Claude Code のskillとして使う場合は、SKILL.md を以下のようなディレクトリに配置すると利用できます。
~/.claude/skills/aws-cost-explorer/
この記事ではClaude Codeのskillとして作成していますが、SKILL.md の中身はAWS CLIを使った確認手順をMarkdownでまとめたものです。
そのため、Codexなど他のAIコーディング支援環境でも、指示ファイルやプロンプトとして内容を応用できます。
GitHubで公開しているskillは汎用版です。
自分の環境で常に必要なサービスがある場合は、確認対象や削除候補から除外するなど、必要に応じてカスタマイズしてください。
前提
この記事では、以下が準備済みであることを前提にしています。
- Claude Code または Codex などのAIコーディング支援環境が利用できる
- AWS CLI がインストール済み
- AWS CLI の認証設定が完了している
- AWS Cost Explorer が有効化されている
Cost Explorer APIのリクエストは課金対象になります。
AWS公式料金ページでは、Cost Explorer APIの各リクエストに 0.01 USD の費用がかかると記載されています。
利用前に、最新のAWS公式料金ページを確認してください。
仕組み
skillの内部では、大きく次の流れで処理しています。
| 処理 | 内容 |
|---|---|
| コスト取得 | Cost Explorerからサービス別コストを取得 |
| 内訳確認 | コストが発生しているサービスをUsage Type別に確認 |
| リソース確認 | 対象サービスに応じてAWS CLIでリソースの存在を確認 |
| 削除候補提示 | 不要そうなリソースがあれば削除コマンドを提示 |
| レポート保存 | 実行結果をMarkdownファイルとして保存 |
ポイントは、コスト一覧を出すだけではなく、Usage Type別に掘り下げたうえで、実際にリソースが残っているかを確認するところです。

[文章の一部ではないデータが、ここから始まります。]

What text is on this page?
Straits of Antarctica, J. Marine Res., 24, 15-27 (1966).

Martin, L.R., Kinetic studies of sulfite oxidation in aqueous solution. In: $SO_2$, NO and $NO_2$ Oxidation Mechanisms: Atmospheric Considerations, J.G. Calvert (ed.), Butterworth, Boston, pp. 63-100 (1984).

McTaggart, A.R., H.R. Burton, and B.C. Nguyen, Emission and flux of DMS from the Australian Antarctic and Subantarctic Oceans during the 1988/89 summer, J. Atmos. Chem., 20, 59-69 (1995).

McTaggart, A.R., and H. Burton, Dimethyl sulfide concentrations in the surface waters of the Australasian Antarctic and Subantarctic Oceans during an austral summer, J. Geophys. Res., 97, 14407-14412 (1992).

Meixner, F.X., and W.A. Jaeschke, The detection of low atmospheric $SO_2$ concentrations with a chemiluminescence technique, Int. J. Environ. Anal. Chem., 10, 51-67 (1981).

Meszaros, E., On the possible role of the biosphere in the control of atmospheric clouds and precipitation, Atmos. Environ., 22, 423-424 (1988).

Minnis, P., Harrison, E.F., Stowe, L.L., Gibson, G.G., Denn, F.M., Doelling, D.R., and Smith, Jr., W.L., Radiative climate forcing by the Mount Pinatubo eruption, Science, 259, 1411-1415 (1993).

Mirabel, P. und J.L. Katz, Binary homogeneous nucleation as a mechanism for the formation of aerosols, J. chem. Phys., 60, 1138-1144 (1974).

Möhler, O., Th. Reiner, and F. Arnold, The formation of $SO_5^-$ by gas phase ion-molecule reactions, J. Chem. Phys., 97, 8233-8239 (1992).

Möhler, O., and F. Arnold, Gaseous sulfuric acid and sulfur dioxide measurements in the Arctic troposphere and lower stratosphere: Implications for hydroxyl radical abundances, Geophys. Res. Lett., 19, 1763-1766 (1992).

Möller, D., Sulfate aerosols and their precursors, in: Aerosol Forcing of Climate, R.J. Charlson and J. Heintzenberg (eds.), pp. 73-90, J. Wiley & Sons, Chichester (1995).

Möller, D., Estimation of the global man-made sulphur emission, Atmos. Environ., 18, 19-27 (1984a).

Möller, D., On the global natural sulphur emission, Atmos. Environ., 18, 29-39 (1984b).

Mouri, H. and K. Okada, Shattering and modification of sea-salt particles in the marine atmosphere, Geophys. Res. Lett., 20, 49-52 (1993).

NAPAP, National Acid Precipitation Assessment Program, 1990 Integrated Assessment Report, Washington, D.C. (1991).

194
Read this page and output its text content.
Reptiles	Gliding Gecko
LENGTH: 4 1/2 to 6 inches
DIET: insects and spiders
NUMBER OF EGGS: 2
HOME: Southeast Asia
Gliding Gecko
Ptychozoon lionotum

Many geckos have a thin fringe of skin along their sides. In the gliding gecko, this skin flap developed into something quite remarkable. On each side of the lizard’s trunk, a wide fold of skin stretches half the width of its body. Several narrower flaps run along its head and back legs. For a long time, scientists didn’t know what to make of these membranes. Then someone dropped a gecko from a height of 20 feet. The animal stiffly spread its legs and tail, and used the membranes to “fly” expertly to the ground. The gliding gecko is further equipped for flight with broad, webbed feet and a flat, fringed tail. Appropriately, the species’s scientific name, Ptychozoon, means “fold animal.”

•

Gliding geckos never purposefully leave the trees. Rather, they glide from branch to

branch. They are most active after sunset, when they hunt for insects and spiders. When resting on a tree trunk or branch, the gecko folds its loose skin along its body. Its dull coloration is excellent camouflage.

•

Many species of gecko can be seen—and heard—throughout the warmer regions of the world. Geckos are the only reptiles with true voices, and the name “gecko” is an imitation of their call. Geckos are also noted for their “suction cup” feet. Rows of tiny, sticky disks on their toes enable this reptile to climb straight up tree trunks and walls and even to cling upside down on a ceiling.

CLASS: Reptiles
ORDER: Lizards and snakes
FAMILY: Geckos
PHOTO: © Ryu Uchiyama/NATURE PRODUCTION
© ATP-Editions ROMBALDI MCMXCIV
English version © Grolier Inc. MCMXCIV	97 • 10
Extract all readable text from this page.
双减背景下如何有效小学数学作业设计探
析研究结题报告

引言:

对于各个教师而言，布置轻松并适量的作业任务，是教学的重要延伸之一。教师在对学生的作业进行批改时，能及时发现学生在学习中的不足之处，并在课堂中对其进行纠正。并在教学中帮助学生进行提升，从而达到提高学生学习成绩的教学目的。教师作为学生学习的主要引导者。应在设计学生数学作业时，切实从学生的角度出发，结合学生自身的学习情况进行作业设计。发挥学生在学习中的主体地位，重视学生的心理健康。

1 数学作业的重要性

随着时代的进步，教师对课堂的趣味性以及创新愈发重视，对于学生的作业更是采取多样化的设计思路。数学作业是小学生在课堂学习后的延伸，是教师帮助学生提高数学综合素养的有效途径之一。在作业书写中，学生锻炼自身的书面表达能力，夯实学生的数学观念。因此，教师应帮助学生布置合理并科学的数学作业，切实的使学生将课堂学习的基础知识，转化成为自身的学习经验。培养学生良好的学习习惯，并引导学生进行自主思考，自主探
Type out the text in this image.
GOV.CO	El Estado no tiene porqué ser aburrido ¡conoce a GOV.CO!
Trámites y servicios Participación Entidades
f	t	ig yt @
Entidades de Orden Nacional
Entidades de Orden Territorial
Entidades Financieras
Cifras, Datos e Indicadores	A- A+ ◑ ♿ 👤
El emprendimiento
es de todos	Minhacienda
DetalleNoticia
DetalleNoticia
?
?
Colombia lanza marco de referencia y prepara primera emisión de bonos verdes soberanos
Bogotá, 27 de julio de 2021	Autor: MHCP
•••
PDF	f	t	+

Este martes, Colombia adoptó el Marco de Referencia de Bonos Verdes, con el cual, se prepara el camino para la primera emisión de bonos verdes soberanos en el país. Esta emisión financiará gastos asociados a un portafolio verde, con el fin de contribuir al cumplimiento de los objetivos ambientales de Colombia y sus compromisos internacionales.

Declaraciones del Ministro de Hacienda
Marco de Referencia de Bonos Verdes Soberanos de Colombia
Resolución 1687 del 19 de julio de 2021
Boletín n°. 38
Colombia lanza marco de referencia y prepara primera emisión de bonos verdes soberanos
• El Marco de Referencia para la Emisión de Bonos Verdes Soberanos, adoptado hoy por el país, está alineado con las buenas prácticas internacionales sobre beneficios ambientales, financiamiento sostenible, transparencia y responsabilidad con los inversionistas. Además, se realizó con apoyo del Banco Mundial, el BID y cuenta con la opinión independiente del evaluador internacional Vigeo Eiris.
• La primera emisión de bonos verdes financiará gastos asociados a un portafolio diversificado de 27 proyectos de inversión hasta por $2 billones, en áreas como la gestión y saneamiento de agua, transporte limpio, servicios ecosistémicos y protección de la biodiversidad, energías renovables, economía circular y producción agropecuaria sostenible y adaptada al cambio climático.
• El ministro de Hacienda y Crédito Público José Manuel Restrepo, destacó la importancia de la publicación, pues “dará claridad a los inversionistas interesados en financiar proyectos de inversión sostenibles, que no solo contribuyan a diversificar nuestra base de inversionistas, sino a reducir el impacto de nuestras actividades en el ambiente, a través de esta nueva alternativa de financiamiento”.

たとえば、EC2 - Other の内訳としてEBSスナップショットのコストが出ている場合は、スナップショット一覧を確認し、不要そうなものを削除候補として提示します。
削除は自動実行しない
このskillでは、削除候補を見つけても自動削除はしません。
削除コマンドを提示したうえで、ユーザーが確認した場合のみ削除するようにしています。
AWSリソースの削除は影響が大きい場合があります。
そのため、完全に自動化するのではなく、最後は人間が判断する形にしました。
使ってみてよかったこと
実際に使ってみて、特に便利だったのは次の点です。
- Cost Explorerを開かなくても、コスト一覧を確認できる
- Usage Type別に原因を掘り下げられる
- コストが発生しているリソースが実際に残っているか確認できる
- 削除候補まで提示されるので、次のアクションが取りやすい
個人検証では、作成したリソースを完全に消したつもりでも、スナップショットやログ、設定が残っていることがあります。
私自身も、2つの検証用アカウントでこのskillを使ったところ、不要なリソースによって発生していた月約9ドル分のコストに気づき、削減することができました。
単にコストを一覧で見るだけではなく、
どのサービスで発生しているのか、その原因になっているリソースが残っているのかまで確認できる点が便利でした。
まとめ
特に個人のAWS検証環境では、不要なリソースによる小さなコストが積み上がりやすいです。
今回のように、コスト確認からリソース確認まで一連の流れで実行できるようにしておくと、無駄なコストに気づきやすくなります。
AWSのコスト確認は後回しにしがちですが、定期的に確認する仕組みを作っておくと安心です。
この記事で紹介したskillが、AWS検証環境のコスト確認や不要リソースの見直しに少しでも役立てば嬉しいです。
今後は、確認対象サービスの拡張や、月次での定期実行も試してみたいと思います。